Annesi babası olmayan insanlar olabilir,
Ailesinde 5 kuruş para olmadığı için ailesine bakmak zorunda kalan
Ailesi yatalak felç olan ya da ciddi hastalığı olan insanlar olabilir.


Benim annem hayatının son 20 senesini bizimle bile ilgilenemeden anne babasına bakarak geçirdi böyle sızlandığını görmedim. Ki alzheimer olan annesini yeni kaybettik ve son aşamasında tuvaletini bile annem yaptırıyor altını temizliyordu. Yani neler yaşanıyor..

Ama evet yine de istediğin cevabı vereyim yoksa "insan" olarak tanınmamış oluyoruz. "olmaz olsun böyle aile"

-------------------------------
  • lcha  (19.08.16 14:39:39) 
git biraz kafanı dinle, toparlan gel. sen stresini bizim üzerimizden atıyormuşsun gibi geldi.

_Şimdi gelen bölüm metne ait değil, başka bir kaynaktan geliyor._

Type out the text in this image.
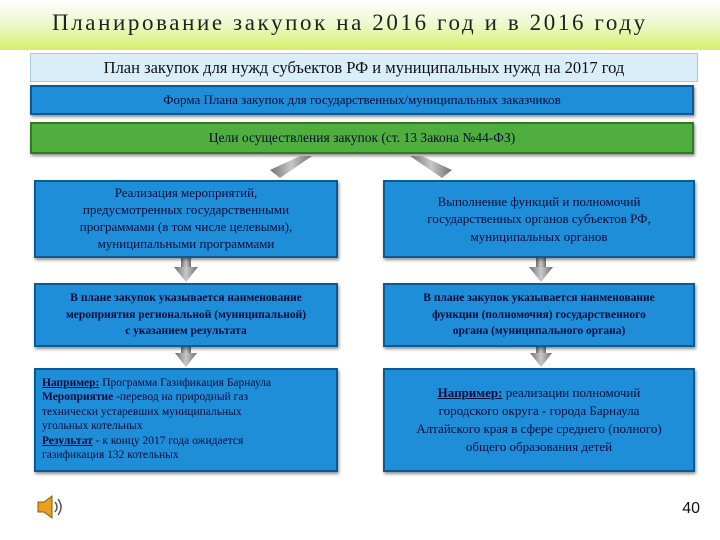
Планирование закупок на 2016 год и в 2016 году
План закупок для нужд субъектов РФ и муниципальных нужд на 2017 год
Форма Плана закупок для государственных/муниципальных заказчиков
Цели осуществления закупок (ст. 13 Закона №44-ФЗ)
Реализация мероприятий,
предусмотренных государственными
программами (в том числе целевыми),
муниципальными программами
Выполнение функций и полномочий
государственных органов субъектов РФ,
муниципальных органов
В плане закупок указывается наименование
мероприятия региональной (муниципальной)
с указанием результата
В плане закупок указывается наименование
функции (полномочия) государственного
органа (муниципального органа)
Например: Программа Газификация Барнаула
Мероприятие -перевод на природный газ
технически устаревших муниципальных
угольных котельных
Результат - к концу 2017 года ожидается
газификация 132 котельных
Например: реализации полномочий
городского округа - города Барнаула
Алтайского края в сфере среднего (полного)
общего образования детей
40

  • zgrydn  (19.08.16 14:40:01) 
Burayı biraz fazla mı ciddiye alıyorsun sanki?


  • petekpare  (19.08.16 15:38:10) 
Biraz sınırın bozulmuş. Cidden.


  • yuvarlanantencereninkapagi  (19.08.16 16:20:11) 
Saat 4'ü geçtiğine göre arayabildiğin kadar yeri aramış, sinirin de yatışmıştır sanırım.

annenle ilgili duyuruna cevap yazmıştım, iki beğenmediğin cevap gelince silmişsin. neyse bu soruna cevap veriyorum. tıp okumuşsun anlayacağın dilden olsun:

frontal lobun 3/2 lik kısmının oluşmuş olması gereken yaştasın değil mi?
geç adolesan yaşını geçmişsin yani senden ortalama olarak;
Uygulanabilir gerçekçi meslek seçimleri,
uzlaşmada artış,
sınırlarını belirleme kişilik özellikleri beklenmeli değil mi?
annen vaya baban hekim olarak bunları biliyor ve ona göre davranıyorlar olabilir mi? yüksek zihinsel faaliyetlerinin olgunlaşma sürecine katkıda bulunmak istiyor olabilirler mi?
Bence kendine sorman gereken bir soru var:
Çocuklukta anne ve babanın yapmak durumunda olduğu frontal lob görevini senin 15-16 yaşlarına gelince yani frontal lobun oluşmaya başlayınca aceleci davranıp almak istemen gerekirken, onlar da "du bakalım daha erken" demeleri gerekirken ( biliyorsun ergenlik çatışmasının özü budur) sen 25 yaşında bir genç olarak, "vermeyin bu işi bana, siz de yanımda olun " şeklinde çırpınmanın nedeni ne?
  • hayat aklini konusacak bir filozof uret  (19.08.16 16:57:29 ~ 17:14:54) 
Burda hala senin doktor olduguna inananlar var


  • la noix  (19.08.16 17:23:12) 
@hayat aklini konusacak bir filozof uret, insan hayatı boyunca istemeden neye erken atılırsa ilerde acısı çıkıyor sanırım. insanın ellisinde değişip yırtık kot giymeye başlaması gibi, fırlıyor biryerlerden o istek. patlıyor insan bir gün.
ben o frontal lob işlevini olsa olsa en kötü 13 yaşımda devir aldım. yazdan yaza tatillerde eve gelirdim. işte ben de 25 imde yeter artık ulan hiç yanımda olmadınız demeye başladım. hayat işte garip akıyor kimi zaman kimilerine.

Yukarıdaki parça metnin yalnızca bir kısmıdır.